Vibecoding

My expensive habit of buying domain names led me to buy Vibecode.law. Fortunately, I was able to share the cost with friends, Chris Bridges and Alex Baker.

It’s an open industry platform where legal professionals can learn how to build apps, share what they’ve made, and discover apps built by others.

There are 70+ apps on Vibecode.law as at May 2026

I’ve been vibecoding for more than a couple of years. I’m not sure how, but I ended up being one of the first few hundred users of Replit Agent. I even spent a couple of hours on calls with their Product team giving feedback on v1. And I have probably built north of 100 apps at this point. I’ve learnt a lot along the way, and some of it is captured in the Vibe Academy module on Vibecode.law.

I’m passionate about a future where everyone can build things. If you think about what most knowledge workers create today - it’s documents, emails, powerpoint presentations, Excel spreadsheets. A handful of artifact types to store and convey all information.

It wasn’t always this way, and I don’t think it will be this way forever. I think there’s a future in which we create and share apps or artifacts just like we create and share documents today.

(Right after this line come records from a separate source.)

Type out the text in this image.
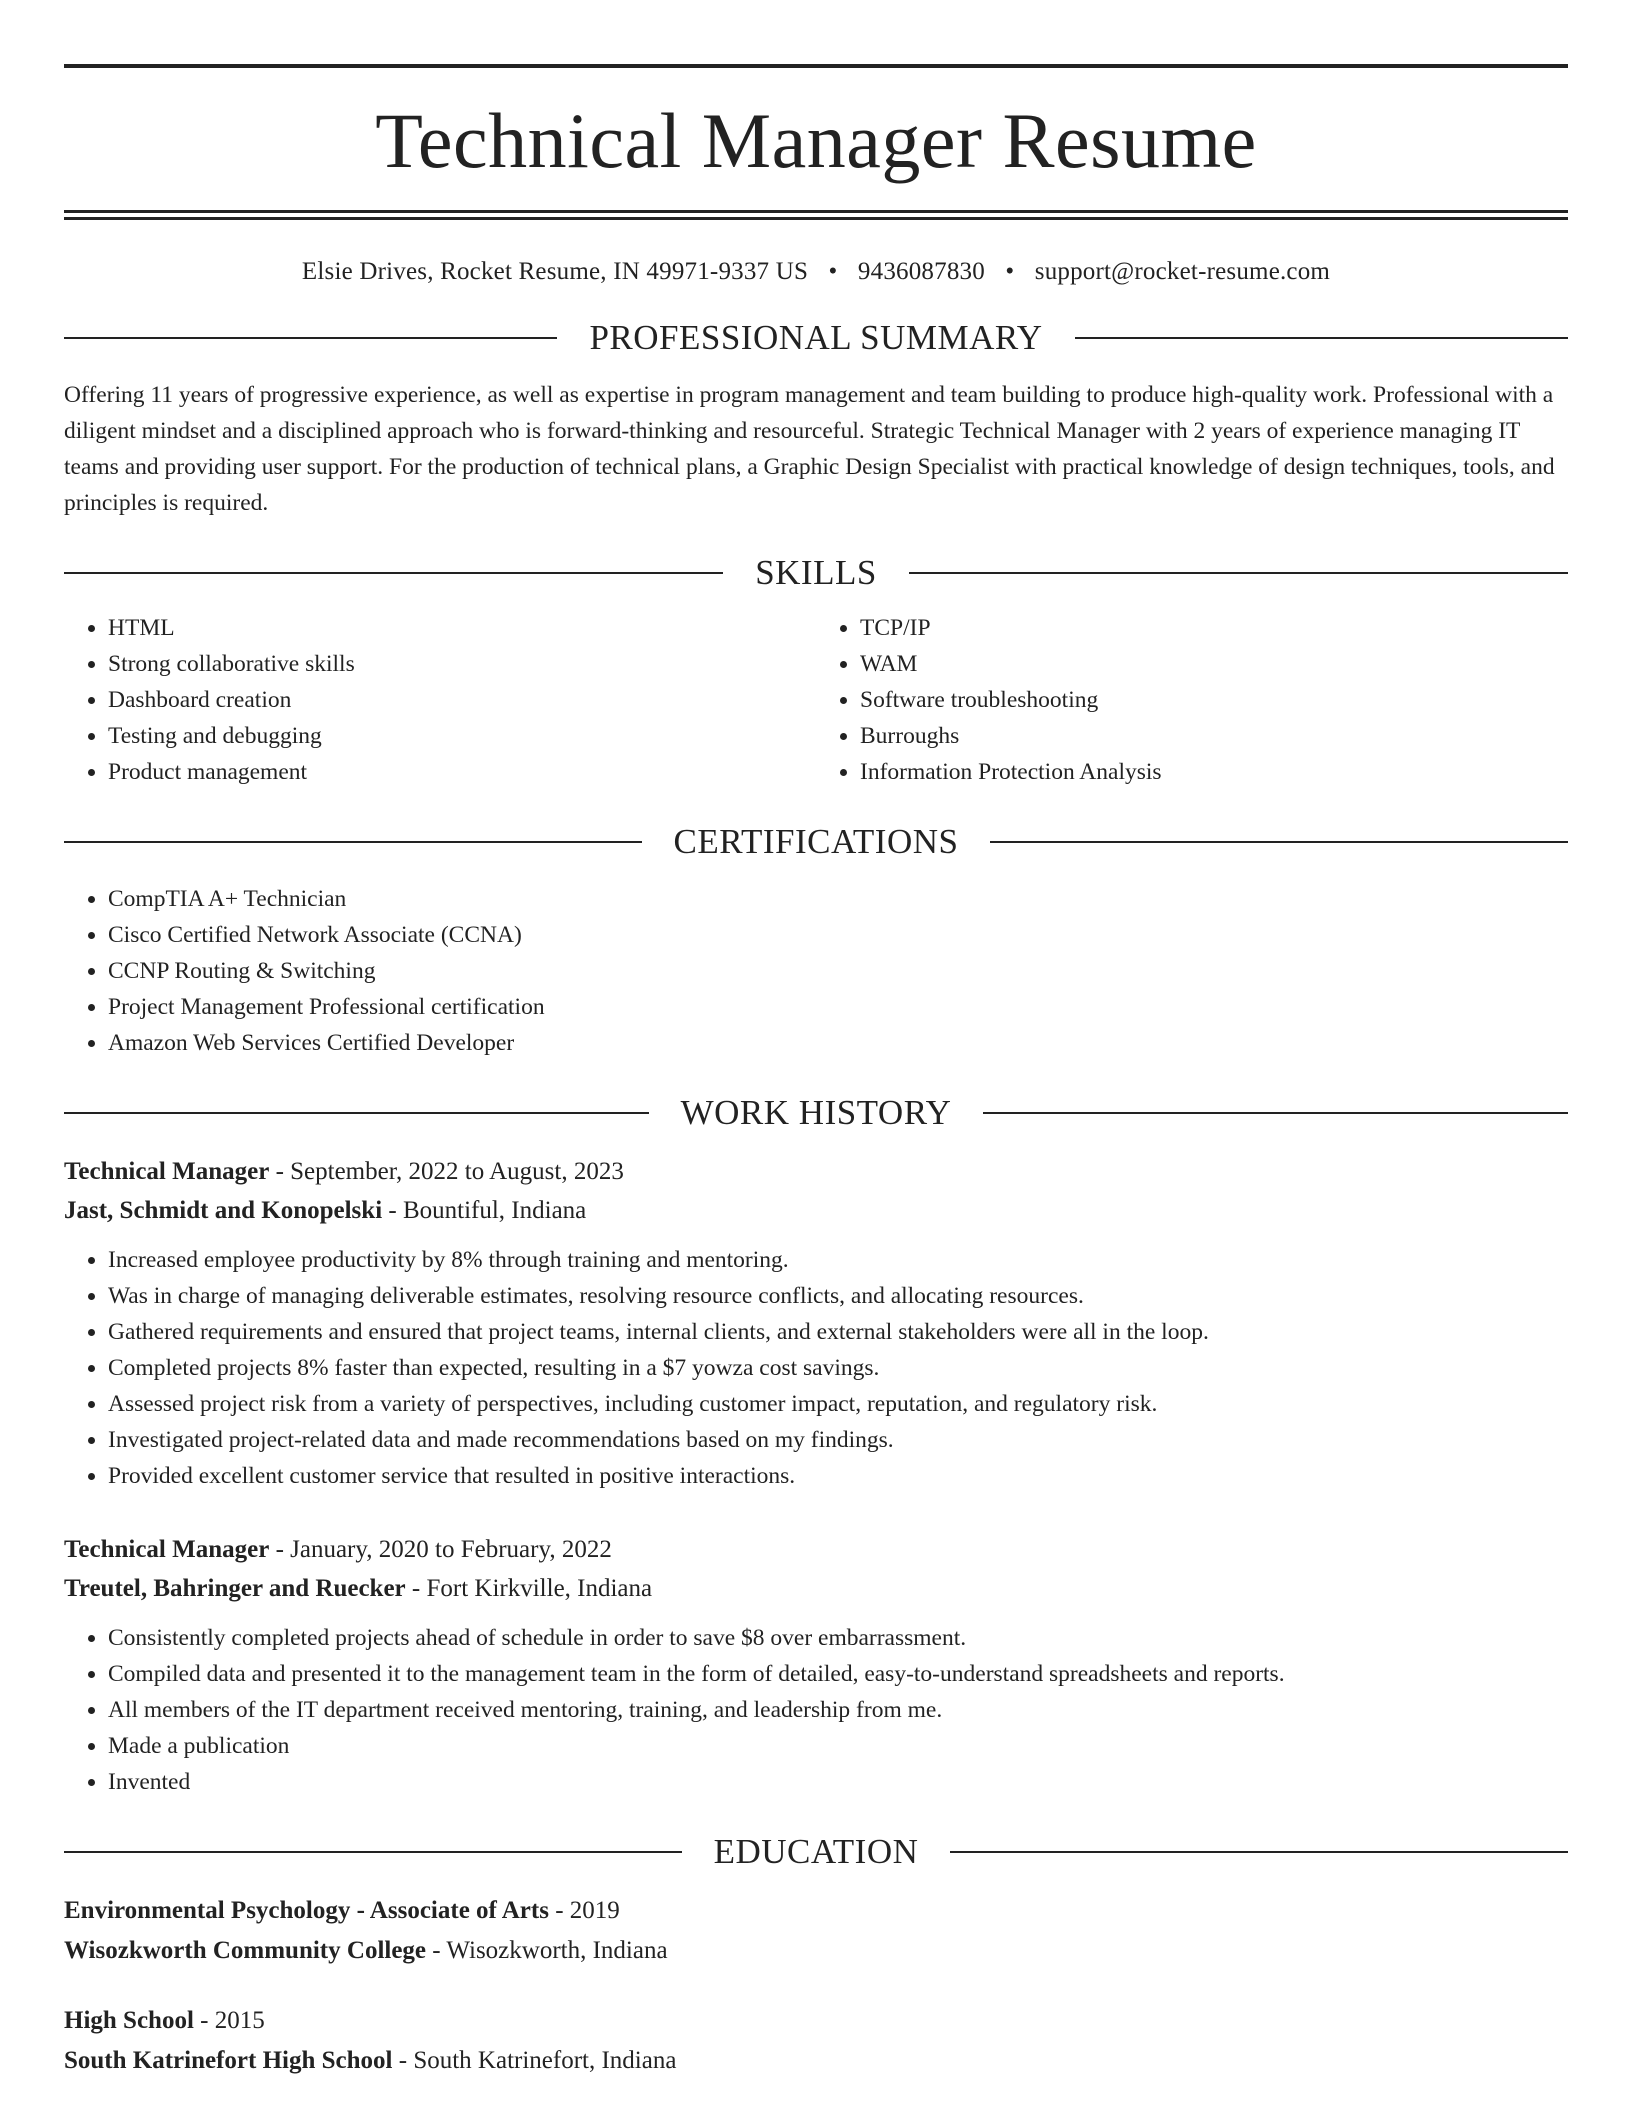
Technical Manager Resume
Elsie Drives, Rocket Resume, IN 49971-9337 US • 9436087830 • support@rocket-resume.com
PROFESSIONAL SUMMARY

Offering 11 years of progressive experience, as well as expertise in program management and team building to produce high-quality work. Professional with a diligent mindset and a disciplined approach who is forward-thinking and resourceful. Strategic Technical Manager with 2 years of experience managing IT teams and providing user support. For the production of technical plans, a Graphic Design Specialist with practical knowledge of design techniques, tools, and principles is required.

SKILLS
• HTML
• Strong collaborative skills
• Dashboard creation
• Testing and debugging
• Product management
• TCP/IP
• WAM
• Software troubleshooting
• Burroughs
• Information Protection Analysis
CERTIFICATIONS
• CompTIA A+ Technician
• Cisco Certified Network Associate (CCNA)
• CCNP Routing & Switching
• Project Management Professional certification
• Amazon Web Services Certified Developer
WORK HISTORY
Technical Manager - September, 2022 to August, 2023
Jast, Schmidt and Konopelski - Bountiful, Indiana
• Increased employee productivity by 8% through training and mentoring.
• Was in charge of managing deliverable estimates, resolving resource conflicts, and allocating resources.
• Gathered requirements and ensured that project teams, internal clients, and external stakeholders were all in the loop.
• Completed projects 8% faster than expected, resulting in a $7 yowza cost savings.
• Assessed project risk from a variety of perspectives, including customer impact, reputation, and regulatory risk.
• Investigated project-related data and made recommendations based on my findings.
• Provided excellent customer service that resulted in positive interactions.
Technical Manager - January, 2020 to February, 2022
Treutel, Bahringer and Ruecker - Fort Kirkville, Indiana
• Consistently completed projects ahead of schedule in order to save $8 over embarrassment.
• Compiled data and presented it to the management team in the form of detailed, easy-to-understand spreadsheets and reports.
• All members of the IT department received mentoring, training, and leadership from me.
• Made a publication
• Invented
EDUCATION
Environmental Psychology - Associate of Arts - 2019
Wisozkworth Community College - Wisozkworth, Indiana
High School - 2015
South Katrinefort High School - South Katrinefort, Indiana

I’ve noticed that the debate on vibecoding has become a little polarised into those who say “Engineers are finished!” and those who say “Vibecoding is dangerous, don’t even touch it!”

As always, the reality isn’t so extreme. Vibecoding is the most powerful tool I’ve come across to get ideas out of people’s heads. This doesn’t mean vibecoded apps are “production-ready” out of the box. It also doesn’t mean we should give up the game and avoid experimenting.

Go build things. Just know your limits and apply common sense when you do.